Илья Соломонович — Крошка узнал его в этой женщине — сидел на полу в луже крови, а изо рта его торчал кусок кирпича.
* * *
— Мамочки... — прошептала Бася, дрожащей рукой нащупывая горлышко бутылки.
— Да уж, — кивнул Б. О., наблюдая, как водка, направленная ее бессознательной рукой, течет через хрустальный край. — Я же говорил: становится жарко.
Он промокнул кухонным полотенцем лужицу.
— Ты хочешь сказать, что нам пора сматываться в какие-то более прохладные края? — спросила она.
Он, казалось, не слышал ее и неподвижно сидел за столом, вперив взгляд в старенький приемник на подоконнике, — из динамика выплескивалась слабая мелодия.
Напрягая слух, она определила, что это за мелодия, почти стертая шумами и точно сухим мелким песком, присыпанная шуршащими эфирными помехами. Уже ясно видевший близкий конец, Фреди Меркьюри опрокидывавшим душу навзничь голосом, с предсмертным надрывом выводил свое завещание:
— Show must go on!
И с этой протяжной фразой солиста "Куин", напоминавшей крик подбитой, падающей к земле птицы, — "Шоу должно продолжаться!" — в Басю вошло знакомое, дремавшее в мышечных тканях возбуждение, мгновенно пробудившее инстинкты. Она почувствовала, как по телу пробежала легкая дрожь, как напряглись и начали наливаться энергией мышцы, и обонянию ее опять стали доступны запертые семью печатями запахи, а слуху — невесомые прозрачные звуки, и обострившееся зрение смогло уловить и прочитать тайные смыслы, бродившие в глубинах странной, словно изнутри подсвеченной улыбки, медленно наплывавшей на лицо Б. О.
— Ты все спрашивала про среду обитания, — тихо произнес он, подтягивая к себе валявшуюся на полу сумку и доставая из нее книгу в потертом буром переплете.
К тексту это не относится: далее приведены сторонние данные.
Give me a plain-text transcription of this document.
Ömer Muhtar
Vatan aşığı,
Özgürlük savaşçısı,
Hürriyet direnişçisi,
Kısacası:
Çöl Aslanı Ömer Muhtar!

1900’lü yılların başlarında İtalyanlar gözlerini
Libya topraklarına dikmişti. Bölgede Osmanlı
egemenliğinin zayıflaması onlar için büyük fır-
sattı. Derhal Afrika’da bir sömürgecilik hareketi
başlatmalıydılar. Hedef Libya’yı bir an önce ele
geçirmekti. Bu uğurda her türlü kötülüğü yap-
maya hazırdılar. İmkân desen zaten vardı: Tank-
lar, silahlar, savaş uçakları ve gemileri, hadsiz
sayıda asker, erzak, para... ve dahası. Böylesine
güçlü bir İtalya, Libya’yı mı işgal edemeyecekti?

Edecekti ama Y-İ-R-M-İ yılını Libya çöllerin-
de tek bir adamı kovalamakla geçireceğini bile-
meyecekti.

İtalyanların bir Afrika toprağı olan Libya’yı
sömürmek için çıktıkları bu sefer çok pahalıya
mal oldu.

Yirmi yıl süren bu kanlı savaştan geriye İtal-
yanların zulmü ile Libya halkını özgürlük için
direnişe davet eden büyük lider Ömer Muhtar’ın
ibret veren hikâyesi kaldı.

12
Да-да, вспомнила она, та самая книга, которую он читал, лежа на бабушкином диване. Он показал ей титульный лист.
— М-м-м... Документы к истории пугачевского бунта? — сказала она. — Вон, значит, что, — и в этот момент ей показалось, что над страницами разваленной на его коленях книги клубами поднимается пыль.
— Нашелся-таки человек... — тихо проговорил Б. О. — Хоть и грамоты не знал, а вот ведь сделался самым видным российским пророком... Ты только послушай, чем он нас на веки вечные жаловал.
Поднял книгу на уровень глаз и начал гудеть, как дьякон на клиросе:
— "Жалую вас землями, водами, лесом, жительством, травами, реками, рыбами, хлебом, законами, пашнями, телами, денежным жалованьем, свинцом и порохом, как вы того желали..."
Умолк, захлопнул книгу.
— Каков катехизис, а? Вольная воля, без конца и без края, и все, что есть в мире, отдано тебе в полное владение... И заповеди Господни на такой-то воле, в такой-то необъятности — к чему они нам? Пустой звук. У нас тут своя религия и свое право.
— А кто был тот законодатель? — спросила она, хотя в общем-то догадывалась кто. — Неужто в самом деле царь наш Петр Третий, его величество Емельян Иванович Пугачев?
— Он... Это одна из его первых грамоток — с пожалованием воли своим подданным. Черт-те сколько времени прошло, а ничего в наших пределах не изменилось, все остается в силе...
Откуда-то с края поселка в шипение дождя проник протяжный плавающий звук — чья-то автомобильная секретка жалобно и тревожно взывала о помощи. Звук внезапно оборвался, точно кто-то бесшумным ударом бритвы рассек его пополам.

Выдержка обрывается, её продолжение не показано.